Friday , December 9 2022

The need for Buffer Capital explained

Commissioner Bruce Zagers explained during Tuesday’s Central Committee meeting the need for the Buffer Capital proposal submitted for adoption in the Friday’s Island Council meeting, as was reported by the Daily Herald. He explained that allocating such resources would allow the executive to cover unbudgeted costs while at the same time aligning the island to the required legal framework, FinBES and BBVBES. The fund is expected to increase the financial resilience of the island particularly with regards to assessed high risk such as energy prices or unforeseen investments in communications infrastructure. Other high risk areas to be covered are public housing and the “pension plan for former persons in authority” as well as damage to government buildings.

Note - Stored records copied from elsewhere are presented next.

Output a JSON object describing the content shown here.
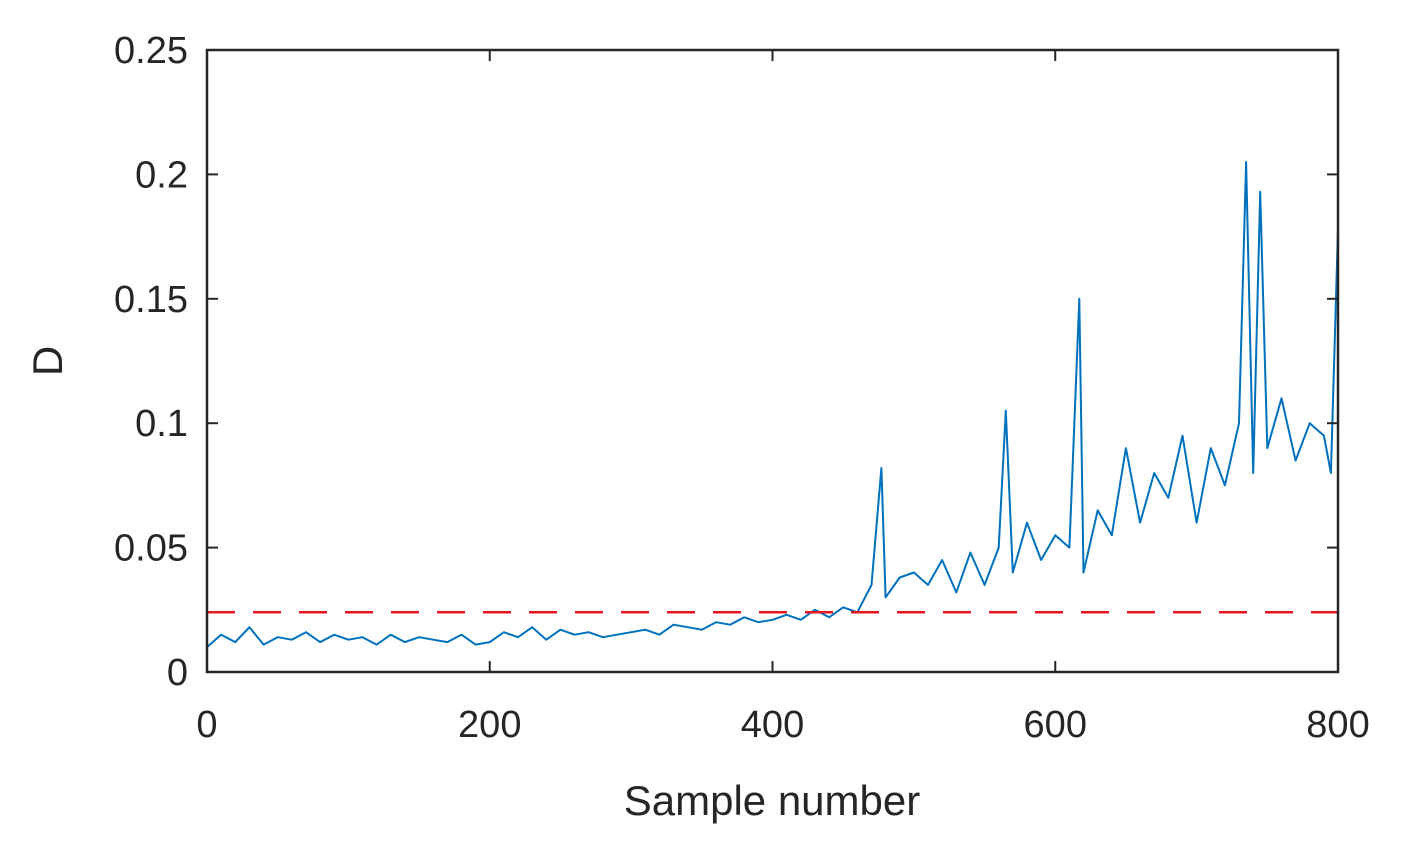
{
  "chart_data": {
    "type": "line",
    "title": "",
    "xlabel": "Sample number",
    "ylabel": "D",
    "xlim": [
      0,
      800
    ],
    "ylim": [
      0,
      0.25
    ],
    "x_ticks": [
      0,
      200,
      400,
      600,
      800
    ],
    "x_tick_labels": [
      "0",
      "200",
      "400",
      "600",
      "800"
    ],
    "y_ticks": [
      0,
      0.05,
      0.1,
      0.15,
      0.2,
      0.25
    ],
    "y_tick_labels": [
      "0",
      "0.05",
      "0.1",
      "0.15",
      "0.2",
      "0.25"
    ],
    "grid": false,
    "legend": "none",
    "colors": {
      "series": "#0072BD",
      "threshold": "#E41A1C",
      "axes": "#262626"
    },
    "series": [
      {
        "style": "solid",
        "x": [
          0,
          10,
          20,
          30,
          40,
          50,
          60,
          70,
          80,
          90,
          100,
          110,
          120,
          130,
          140,
          150,
          160,
          170,
          180,
          190,
          200,
          210,
          220,
          230,
          240,
          250,
          260,
          270,
          280,
          290,
          300,
          310,
          320,
          330,
          340,
          350,
          360,
          370,
          380,
          390,
          400,
          410,
          420,
          430,
          440,
          450,
          460,
          470,
          477,
          480,
          490,
          500,
          510,
          520,
          530,
          540,
          550,
          560,
          565,
          570,
          580,
          590,
          600,
          610,
          617,
          620,
          630,
          640,
          650,
          660,
          670,
          680,
          690,
          700,
          710,
          720,
          730,
          735,
          740,
          745,
          750,
          760,
          770,
          780,
          790,
          795,
          800
        ],
        "y": [
          0.01,
          0.015,
          0.012,
          0.018,
          0.011,
          0.014,
          0.013,
          0.016,
          0.012,
          0.015,
          0.013,
          0.014,
          0.011,
          0.015,
          0.012,
          0.014,
          0.013,
          0.012,
          0.015,
          0.011,
          0.012,
          0.016,
          0.014,
          0.018,
          0.013,
          0.017,
          0.015,
          0.016,
          0.014,
          0.015,
          0.016,
          0.017,
          0.015,
          0.019,
          0.018,
          0.017,
          0.02,
          0.019,
          0.022,
          0.02,
          0.021,
          0.023,
          0.021,
          0.025,
          0.022,
          0.026,
          0.024,
          0.035,
          0.082,
          0.03,
          0.038,
          0.04,
          0.035,
          0.045,
          0.032,
          0.048,
          0.035,
          0.05,
          0.105,
          0.04,
          0.06,
          0.045,
          0.055,
          0.05,
          0.15,
          0.04,
          0.065,
          0.055,
          0.09,
          0.06,
          0.08,
          0.07,
          0.095,
          0.06,
          0.09,
          0.075,
          0.1,
          0.205,
          0.08,
          0.193,
          0.09,
          0.11,
          0.085,
          0.1,
          0.095,
          0.08,
          0.178
        ]
      },
      {
        "style": "dashed",
        "x": [
          0,
          800
        ],
        "y": [
          0.024,
          0.024
        ]
      }
    ]
  }
}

Commissioner Zagers explained that Saba ought to seek to allocate more that the average 5 to 10 per cent allocated in The Netherlands for damage to government property since Saba is in the hurricane belt with properties on a mountainous terrain. The capital, once set aside, would ensure the maximum financial impact on the island by avoiding high insurance fees once properties are assessed.

Councilman Carl Buncamper questioned if the financial high-risk areas noted by Ernest and Young should be the only ones to be considered for the buffer capital. He argued that medium to highrisk areas such as public health expenses, social issues related to vulnerable groups should also be considered. Those aspects not addressed by the central government’s social affairs pillar should be taken into account as a local government financial risk. With regards to public health crises, Buncamper pointed to unforeseen costs associated with dengue or other such issues. With regards to Saban vulnerable groups excluded from social affair provisions, he noted that island government would have to pick up where the central government fails to provide and that this should be brought up within the remittance level allocation.

Commissioner Chris Johnson expressed interest in this approach stating “this is a discussion worth having.” Johnson gave the example of Statia’s government attempting to augment the social pension and being denied last year. The basis for the central government’s decision is believed to be that low levels of social benefits are due to lower taxation on the islands.

Buncamper noted that the beneficiary group for social benefits in the European Netherlands is just as poor of a tax contributor as Saba’s socially vulnerable group. At the same time the European vulnerable social group has access to better social packages than Saba’s and as such an argument is to be made about the island government needing to allocated buffer funds for such challenges. “We need to eliminate being measured by different measuring sticks,” Buncamper stated.